Whenever you listen to music, whether it is with your phone, iPod, or computer, you are using magnets. Technically, the speakers that are transmitting the music are using magnets. Rare earth magnets can be found in any audio speaker set, even in headphones. The permanent magnet in speakers acts as an electromagnet when an electric current is applied through a coil of wire. You can make your own set of speakers out of virtually anything━as long as you have a magnet and few other small items. Here are some unusual ways that you can fashion your own speakers:

Paper Plate

In a previous blog, we showed you how to make speakers with 6 easy-to-find supplies: a paper plate, a strong rare earth magnet, copper wire, tape, cardboard and audio plugs.
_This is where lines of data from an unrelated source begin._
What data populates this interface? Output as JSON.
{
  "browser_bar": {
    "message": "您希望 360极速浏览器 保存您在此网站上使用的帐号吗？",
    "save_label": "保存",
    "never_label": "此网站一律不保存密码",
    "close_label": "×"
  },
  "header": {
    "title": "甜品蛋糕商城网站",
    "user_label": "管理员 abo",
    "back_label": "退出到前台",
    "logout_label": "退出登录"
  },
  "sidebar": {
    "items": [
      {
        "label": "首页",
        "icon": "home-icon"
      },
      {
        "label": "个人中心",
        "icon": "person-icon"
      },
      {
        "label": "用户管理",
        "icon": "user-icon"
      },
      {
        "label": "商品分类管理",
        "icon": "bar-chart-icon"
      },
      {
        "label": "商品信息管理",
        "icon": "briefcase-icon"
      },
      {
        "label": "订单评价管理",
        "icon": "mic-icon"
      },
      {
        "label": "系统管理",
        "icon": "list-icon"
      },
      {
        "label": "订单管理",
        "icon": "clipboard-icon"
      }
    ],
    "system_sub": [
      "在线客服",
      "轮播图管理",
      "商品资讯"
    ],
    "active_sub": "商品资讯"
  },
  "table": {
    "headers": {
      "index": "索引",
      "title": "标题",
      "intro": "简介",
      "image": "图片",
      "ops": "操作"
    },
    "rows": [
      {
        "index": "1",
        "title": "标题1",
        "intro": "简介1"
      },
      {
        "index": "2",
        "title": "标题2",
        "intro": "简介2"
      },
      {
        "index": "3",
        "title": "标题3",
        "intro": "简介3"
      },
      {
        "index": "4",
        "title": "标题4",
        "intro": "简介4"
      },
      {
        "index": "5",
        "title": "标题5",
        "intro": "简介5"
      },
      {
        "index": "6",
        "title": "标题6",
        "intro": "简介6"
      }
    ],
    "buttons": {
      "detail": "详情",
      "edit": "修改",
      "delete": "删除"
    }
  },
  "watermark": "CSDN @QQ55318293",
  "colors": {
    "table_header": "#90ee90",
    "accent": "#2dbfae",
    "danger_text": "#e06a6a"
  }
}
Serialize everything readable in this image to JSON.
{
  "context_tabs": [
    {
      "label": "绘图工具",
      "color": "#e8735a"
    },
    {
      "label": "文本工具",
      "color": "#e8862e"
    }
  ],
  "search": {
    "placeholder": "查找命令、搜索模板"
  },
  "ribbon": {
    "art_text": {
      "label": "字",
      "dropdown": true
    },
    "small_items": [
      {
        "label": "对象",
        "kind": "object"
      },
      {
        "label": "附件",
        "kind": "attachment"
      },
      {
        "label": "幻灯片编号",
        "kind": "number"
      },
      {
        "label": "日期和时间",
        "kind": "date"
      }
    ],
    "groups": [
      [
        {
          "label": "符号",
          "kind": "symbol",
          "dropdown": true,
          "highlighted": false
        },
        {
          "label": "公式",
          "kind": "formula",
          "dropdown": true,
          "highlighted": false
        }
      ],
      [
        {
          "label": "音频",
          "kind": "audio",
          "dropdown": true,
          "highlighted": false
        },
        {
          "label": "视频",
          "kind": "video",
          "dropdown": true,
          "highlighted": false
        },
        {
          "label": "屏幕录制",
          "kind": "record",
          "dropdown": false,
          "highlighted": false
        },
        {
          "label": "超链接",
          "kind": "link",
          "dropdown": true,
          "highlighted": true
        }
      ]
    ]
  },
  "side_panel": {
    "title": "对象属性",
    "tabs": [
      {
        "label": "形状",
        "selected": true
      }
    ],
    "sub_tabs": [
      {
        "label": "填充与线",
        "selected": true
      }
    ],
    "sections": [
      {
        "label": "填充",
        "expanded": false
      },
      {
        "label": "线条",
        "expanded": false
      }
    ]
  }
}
This may not be the fanciest looking pair of speakers you could create, but it is a great starter kit for those making their first set. It also makes for an inexpensive and interesting science experiment on electricity and magnetism. Learn how to make your own with our blog.

Red Solo Cup

Making an audio speaker from a solo cup, or really any plastic or styrofoam cup is similar to making it from a paper plate. You can make a variation from the simple solo cup speaker that uses one cup by using multiple cups. In order to use more than one cup, you’ll need a way to connect them, which you can do with an old paper towel roll. You can cut a hole in the towel roll to hold a phone and two holes in each cup to put the roll through. This also can amplify the sound from your phone speakers without needing any magnets or other supplies. However, if you want some extra volume, you can use the paper plate speaker tutorial and attach a magnet to the cups.

Jungle Leaf

We found this neat DIY on Instructables that shows you how to make speakers from something that you can find almost anywhere--a leaf. The leaf should be rolled so that it is in a cone shape, similar to a megaphone. The sound from your listening device will bounce off and travel from the leaf and amplify it.

These are just a few examples of materials that you can use to make your own set of speakers, but there are many other ways. The neat part about each is that the diaphragm, or cone-shaped, part can vary to anything. As long as you use the correct magnet and electronics parts for it to operate, the possibilities are virtually limitless.